No início deste ano, o Presídio de Igarassu, no Grande Recife, foi alvo da Operação La Catedral, deflagrada pela Polícia Federal. A investigação revelou um esquema corrupto entre policiais penais e detentos, entre eles um ex-secretário executivo da SEAP e um diretor.
Em agosto, o diretor da Penitenciária Dr. Edvaldo Gomes, em Petrolina, no Sertão do Estado, e outros policiais penais foram presos na Operação Publicanos, da Polícia Civil. Segundo o inquérito, o ex-gestor estaria envolvido em um esquema de recebimento de propina em troca de regalias para os presos.
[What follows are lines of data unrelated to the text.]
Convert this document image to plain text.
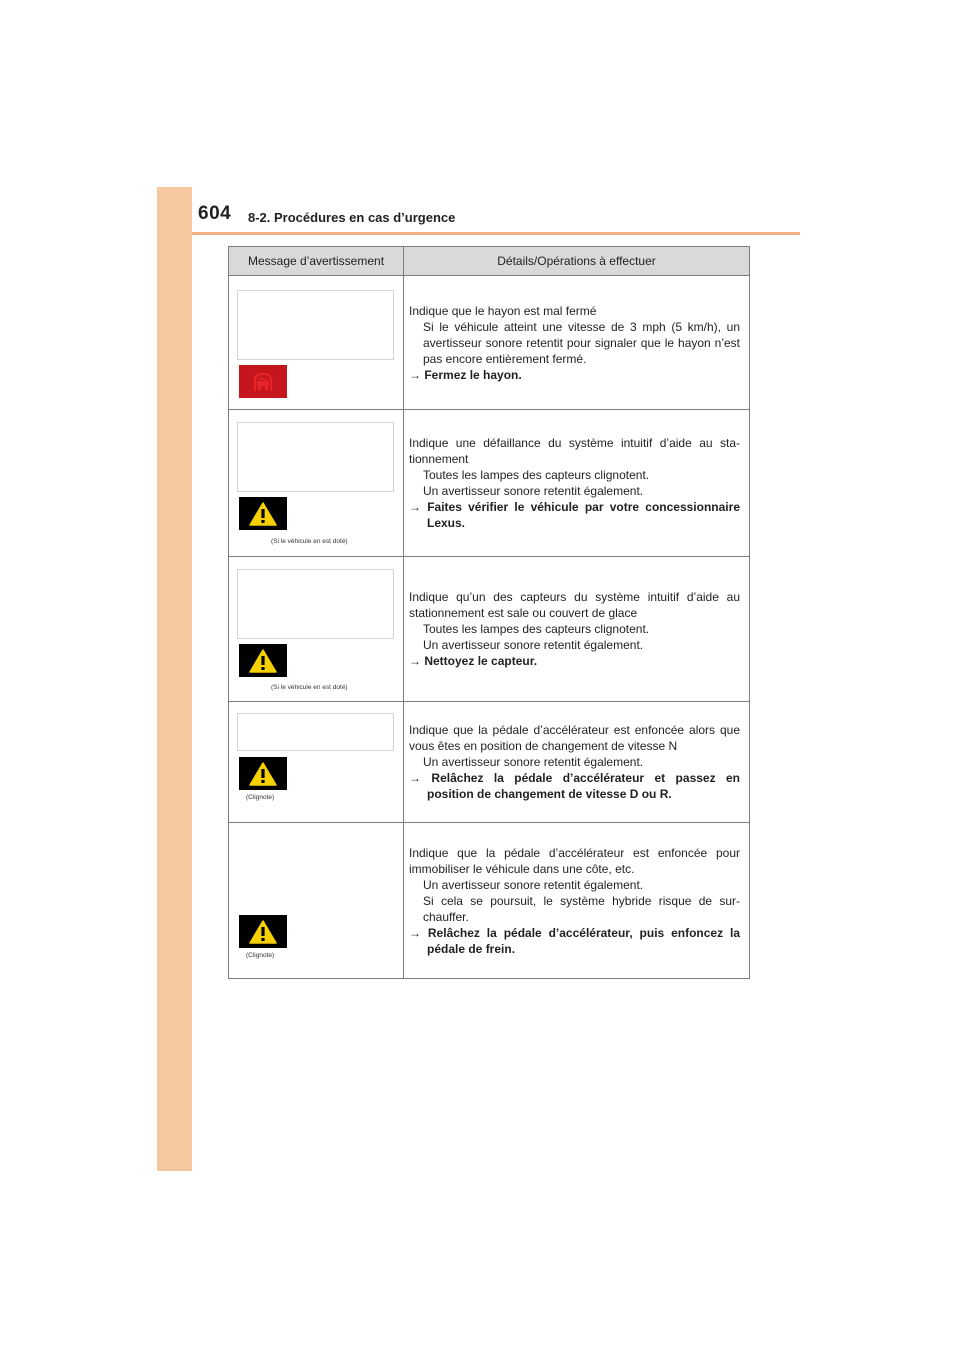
604 8-2. Procédures en cas d’urgence
Message d’avertissement	Détails/Opérations à effectuer

Indique que le hayon est mal fermé
Si le véhicule atteint une vitesse de 3 mph (5 km/h), un avertisseur sonore retentit pour signaler que le hayon n’est pas encore entièrement fermé.
→ Fermez le hayon.

(Si le véhicule en est doté)	Indique une défaillance du système intuitif d’aide au sta-tionnement
Toutes les lampes des capteurs clignotent.
Un avertisseur sonore retentit également.
→ Faites vérifier le véhicule par votre concessionnaire Lexus.

(Si le véhicule en est doté)	Indique qu’un des capteurs du système intuitif d’aide au stationnement est sale ou couvert de glace
Toutes les lampes des capteurs clignotent.
Un avertisseur sonore retentit également.
→ Nettoyez le capteur.

(Clignote)	Indique que la pédale d’accélérateur est enfoncée alors que vous êtes en position de changement de vitesse N
Un avertisseur sonore retentit également.
→ Relâchez la pédale d’accélérateur et passez en position de changement de vitesse D ou R.

(Clignote)	Indique que la pédale d’accélérateur est enfoncée pour immobiliser le véhicule dans une côte, etc.
Un avertisseur sonore retentit également.
Si cela se poursuit, le système hybride risque de sur-chauffer.
→ Relâchez la pédale d’accélérateur, puis enfoncez la pédale de frein.
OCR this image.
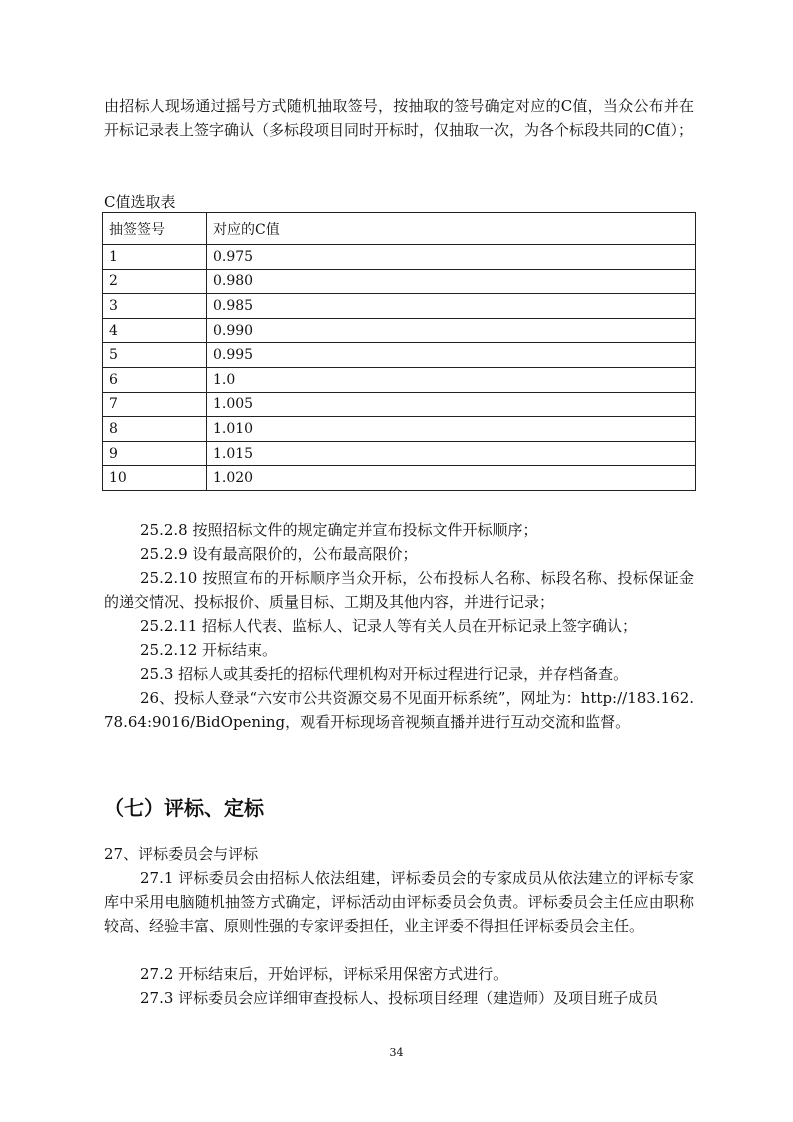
由招标人现场通过摇号方式随机抽取签号，按抽取的签号确定对应的C值，当众公布并在开标记录表上签字确认（多标段项目同时开标时，仅抽取一次，为各个标段共同的C值）；

C值选取表
抽签签号	对应的C值
1	0.975
2	0.980
3	0.985
4	0.990
5	0.995
6	1.0
7	1.005
8	1.010
9	1.015
10	1.020

25.2.8 按照招标文件的规定确定并宣布投标文件开标顺序；

25.2.9 设有最高限价的，公布最高限价；

25.2.10 按照宣布的开标顺序当众开标，公布投标人名称、标段名称、投标保证金的递交情况、投标报价、质量目标、工期及其他内容，并进行记录；

25.2.11 招标人代表、监标人、记录人等有关人员在开标记录上签字确认；

25.2.12 开标结束。

25.3 招标人或其委托的招标代理机构对开标过程进行记录，并存档备查。

26、投标人登录“六安市公共资源交易不见面开标系统”，网址为：http://183.162.78.64:9016/BidOpening，观看开标现场音视频直播并进行互动交流和监督。

（七）评标、定标

27、评标委员会与评标

27.1 评标委员会由招标人依法组建，评标委员会的专家成员从依法建立的评标专家库中采用电脑随机抽签方式确定，评标活动由评标委员会负责。评标委员会主任应由职称较高、经验丰富、原则性强的专家评委担任，业主评委不得担任评标委员会主任。

27.2 开标结束后，开始评标，评标采用保密方式进行。

27.3 评标委员会应详细审查投标人、投标项目经理（建造师）及项目班子成员

34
Ao Diario, Paes confirmou que a Secretaria tinha ciência de problemas antes das operações policiais que flagraram corrupção em Igarassu e Petrolina e admitiu que o sistema prisional enfrenta problemas "históricos" como o déficit de policiais penais e a atuação de "cantineiros" e "chaveiros," mas defendeu que a nova gestão tem a "coragem" de enfrentar a crise.
Leia a entrevista com Paulo Paes
Em setembro, a governadora falou que todos os aprovados no edital 2022 para a Polícia Penal serão convocados. A pasta tem alguma previsão de quando será essa convocação?
A gente traçou mais ou menos um cronograma no seguinte sentido, até pelo trabalho diferenciado que estamos fazendo em algumas unidades prisionais do Estado, para sanar déficits antigos — não só de efetivo, mas de segurança e disciplina nas unidades — definimos um direcionamento, um planejamento, para que as novas unidades sejam ocupadas por novos efetivos.
Há um compromisso do governo, da própria governadora, de convocar esse pessoal. A gente não pode, em nenhum momento, cravar data ou dia exato, porque isso é uma questão interna. Nós temos unidades para entregar até o fim do ano, estamos recebendo cinco unidades até janeiro ou fevereiro.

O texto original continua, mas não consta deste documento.